16章     106話「総司令官の心情」


反乱軍 本拠地——

 事態は思った異常に深刻だった。
 戦争をこちらから仕掛ける前に、敵が動いた。これは予期すべき範囲内だ。また、政府軍の戦争開始合図が儂らの本拠地での大爆発だった。これも……まぁもっと予想しておくべきだったのじゃろう。
 しかしこの場が今、混沌の渦と化しているのにはもっと別の理由があった。

 儂は声を張り上げ、次々と戦員達に指示を送る。その目の前を、数人が救急箱や包帯、松明や拡声器等を持って慌ただしく走っていった。
 怪我人は本拠地に残った者の、三分の一にものぼる。
 彼らの手当てをしなければ援軍が送れない。一刻も早くレオ達の戦力を高めるべく、儂はここに居る者を総動員して怪我人の応急手当をするよう言った。が、ほとんどの戦員が本拠地を突如襲った爆撃に対する驚きと戸惑い、更には傷が酷い者を実際見てのショックと恐怖で、即座に動けなかったのである。
 ここに居る隊員たちの大半は、普通の民だ。
 儂のような元警官と違い、戦い方もまるで知らなければ経験や知識も浅い。
 そんな彼らだったからこそ、この危機的状況に直面しても何も出来ずにいた。
 これは儂や政府軍との、圧倒的な“順応性”の差だった。

「総司令官! ようやく配線が繋がったようです!」
「随分遅かったな……ご苦労じゃった。グロ、悪いが見に行ってくれんか。」
「……」

 横で音もなく立っていたグロが、黒いフードの奥に隠れている顔を数ミリ下へ引いた。彼女なりの肯定の印だ。
 儂はまるで空気のように希薄なグロの、遠ざかっていくフードの背を眺めて溜息をついた。
 ——あやつももっと、皆と関われば良いのじゃが。
 過去にあった“あの思い出”が、今もまだ彼女の時間を止めてしまっているのだろう。この戦争が終わったら、一度話し合ってみた方が良いかもしれない。
 そんな思案に耽るのも数秒、儂はまた本拠地と士気の復活に力を注ぐべく顔を上げる。と、黒いフードを被った巨人が驚くほど近くに居たので思わず声を上げて後ずさった。

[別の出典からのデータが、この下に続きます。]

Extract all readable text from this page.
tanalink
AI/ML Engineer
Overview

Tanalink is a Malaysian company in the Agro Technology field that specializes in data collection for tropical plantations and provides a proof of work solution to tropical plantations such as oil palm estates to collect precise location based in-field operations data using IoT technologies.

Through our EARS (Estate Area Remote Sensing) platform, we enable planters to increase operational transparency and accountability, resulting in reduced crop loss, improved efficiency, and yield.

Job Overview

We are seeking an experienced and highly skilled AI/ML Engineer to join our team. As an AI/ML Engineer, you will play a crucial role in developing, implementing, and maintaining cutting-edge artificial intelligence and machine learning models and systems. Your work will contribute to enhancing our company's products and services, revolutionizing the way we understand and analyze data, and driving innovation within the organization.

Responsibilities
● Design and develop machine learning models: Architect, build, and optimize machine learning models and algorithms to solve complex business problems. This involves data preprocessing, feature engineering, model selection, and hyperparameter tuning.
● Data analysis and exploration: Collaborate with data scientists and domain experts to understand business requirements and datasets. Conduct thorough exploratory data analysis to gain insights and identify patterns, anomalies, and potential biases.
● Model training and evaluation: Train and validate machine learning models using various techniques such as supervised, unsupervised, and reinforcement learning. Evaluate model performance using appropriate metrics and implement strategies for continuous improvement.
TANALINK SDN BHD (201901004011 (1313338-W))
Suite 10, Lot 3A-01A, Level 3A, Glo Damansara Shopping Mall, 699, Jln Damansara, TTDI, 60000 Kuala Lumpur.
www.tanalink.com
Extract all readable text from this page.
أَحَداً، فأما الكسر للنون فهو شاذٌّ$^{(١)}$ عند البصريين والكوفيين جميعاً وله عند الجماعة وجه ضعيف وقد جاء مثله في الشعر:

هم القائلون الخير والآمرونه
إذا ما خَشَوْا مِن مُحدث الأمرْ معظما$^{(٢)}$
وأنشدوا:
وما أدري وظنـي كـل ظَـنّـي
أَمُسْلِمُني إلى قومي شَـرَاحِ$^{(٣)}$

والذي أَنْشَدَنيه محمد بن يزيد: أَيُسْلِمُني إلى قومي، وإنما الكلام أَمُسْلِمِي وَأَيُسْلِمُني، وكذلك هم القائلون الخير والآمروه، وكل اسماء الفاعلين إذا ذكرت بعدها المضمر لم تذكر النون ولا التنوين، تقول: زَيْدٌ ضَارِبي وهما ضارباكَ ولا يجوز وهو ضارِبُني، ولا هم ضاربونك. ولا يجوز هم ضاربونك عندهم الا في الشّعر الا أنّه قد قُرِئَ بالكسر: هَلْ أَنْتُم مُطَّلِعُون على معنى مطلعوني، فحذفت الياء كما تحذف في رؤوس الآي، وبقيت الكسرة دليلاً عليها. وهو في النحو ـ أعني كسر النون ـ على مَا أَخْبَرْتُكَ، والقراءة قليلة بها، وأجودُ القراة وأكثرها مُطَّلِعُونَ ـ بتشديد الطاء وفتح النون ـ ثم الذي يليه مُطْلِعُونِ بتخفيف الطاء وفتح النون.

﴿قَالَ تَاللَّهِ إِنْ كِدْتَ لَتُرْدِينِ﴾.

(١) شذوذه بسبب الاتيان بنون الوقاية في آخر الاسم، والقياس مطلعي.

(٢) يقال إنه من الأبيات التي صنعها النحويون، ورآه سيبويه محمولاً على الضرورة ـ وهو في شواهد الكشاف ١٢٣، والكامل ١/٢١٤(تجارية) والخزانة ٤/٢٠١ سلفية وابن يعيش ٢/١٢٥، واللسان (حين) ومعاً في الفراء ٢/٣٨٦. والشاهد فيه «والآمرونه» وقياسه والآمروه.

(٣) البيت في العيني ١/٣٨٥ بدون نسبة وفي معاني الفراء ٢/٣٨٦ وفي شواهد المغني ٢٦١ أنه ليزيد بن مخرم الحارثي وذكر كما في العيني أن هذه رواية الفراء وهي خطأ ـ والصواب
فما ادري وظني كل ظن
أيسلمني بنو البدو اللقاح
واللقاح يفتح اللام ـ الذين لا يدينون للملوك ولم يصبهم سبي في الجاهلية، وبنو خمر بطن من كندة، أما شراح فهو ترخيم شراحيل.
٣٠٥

「ぬぉっ!? ——あぁ、グロか。早かったのう。しかし急に現れんでくれ、心臓に悪い。」

 そう苦笑して言うと、グロは身動き一つせず代わりに“思念”から脳に直接話しかける。

『同行。』
「む、何か問題でもあったのか?」

 この質問には何も答えず、グロは着いて来いとばかりに通路へスタスタ歩いていく。儂も急ぎ足で後を追った。


「これは……!」

 その数分後、儂はモニターの前で己の目を疑った。そんな儂を照らすように青白く光を放っているモニターには、数百とある赤と青の丸い光が点滅を繰り返している。
 これは味方と敵の数、そして生死を一瞬で確認できる機械である。我々はこれを≪C・M(コンバット・ムービー)≫と呼んでいた。青い点が反乱軍、赤い点が政府軍を示していて、この光が一つ消える度に誰かが一人死んだという事になる。
 先程の爆撃により一度ショートしてしまったこれだが、今さっき配線が復活し、戦員の無事を確認出来るようになったのだ。しかし……

「何故よりによってレオとウルのいる南軍が……!?」

 一際光の消滅が激しい。それも青い点が秒単位で消えてゆく。

「それに比べ敵の数は三。一人減ったとは言え、こんなに圧倒的な速度で反乱軍が消えてゆくものなのか……?」
「恐らく、敵は南軍が一番戦力として堅いと知っていたのでしょう。だからそこに、それを上回る戦力を送った……。反乱軍の何者かが政府にそれらの情報を密告していたと考えれば、信じ難い話でもありません。」

 横で見ていた隊員の一人が、口を開いた。
 それを聞いて儂はますます頭を悩ませる。

「うむ……それはあまり考えたくなかったのじゃが……。儂が見る目を誤ったという事か? しかし一体誰が——」
『援軍用意。』

 グロが珍しく焦ったように“思念”で語りかける。儂は空を仰いで唸った。
 ここはまだ、援軍を送れるような状況では無い。儂が行けば一番早いのだろうが、そうなると本拠地内がまた不安定になる。
 儂はちらりと尻目で≪C・M≫を見た。

「おぉっ?」

 目を見開く。北軍が敵を倒したようだ。その辺り一帯、赤い点が綺麗さっぱりと無くなっていた。
 北軍というと——キラやハク達か。

「そうじゃ、ハクを送ろう!」
『ハク…………!?』

 儂が手を叩いてそう言うと、グロが少し身じろぎした。

「……何か問題でもあるのか?」

 グロがこんなに反応するなんて、何かあるのだろうか? 少し不安になって聞いてみたが、グロは『いや……』と言葉を濁す。
 そして儂がハクに連絡を送り終え、来た道を戻っていると後ろで音も無く歩いていた彼女自ら『ジャッカル』と話しかけてきた。儂をこの名で呼ぶのはグロだけである。

『我等も早急に南へ向かおう。』

 その言葉にただならぬ空気を感じ取り、儂は重く頷いた。
 そしてここだけの話、グロとこんなに話したのは久々であったので少し……いや、かなり嬉しかった。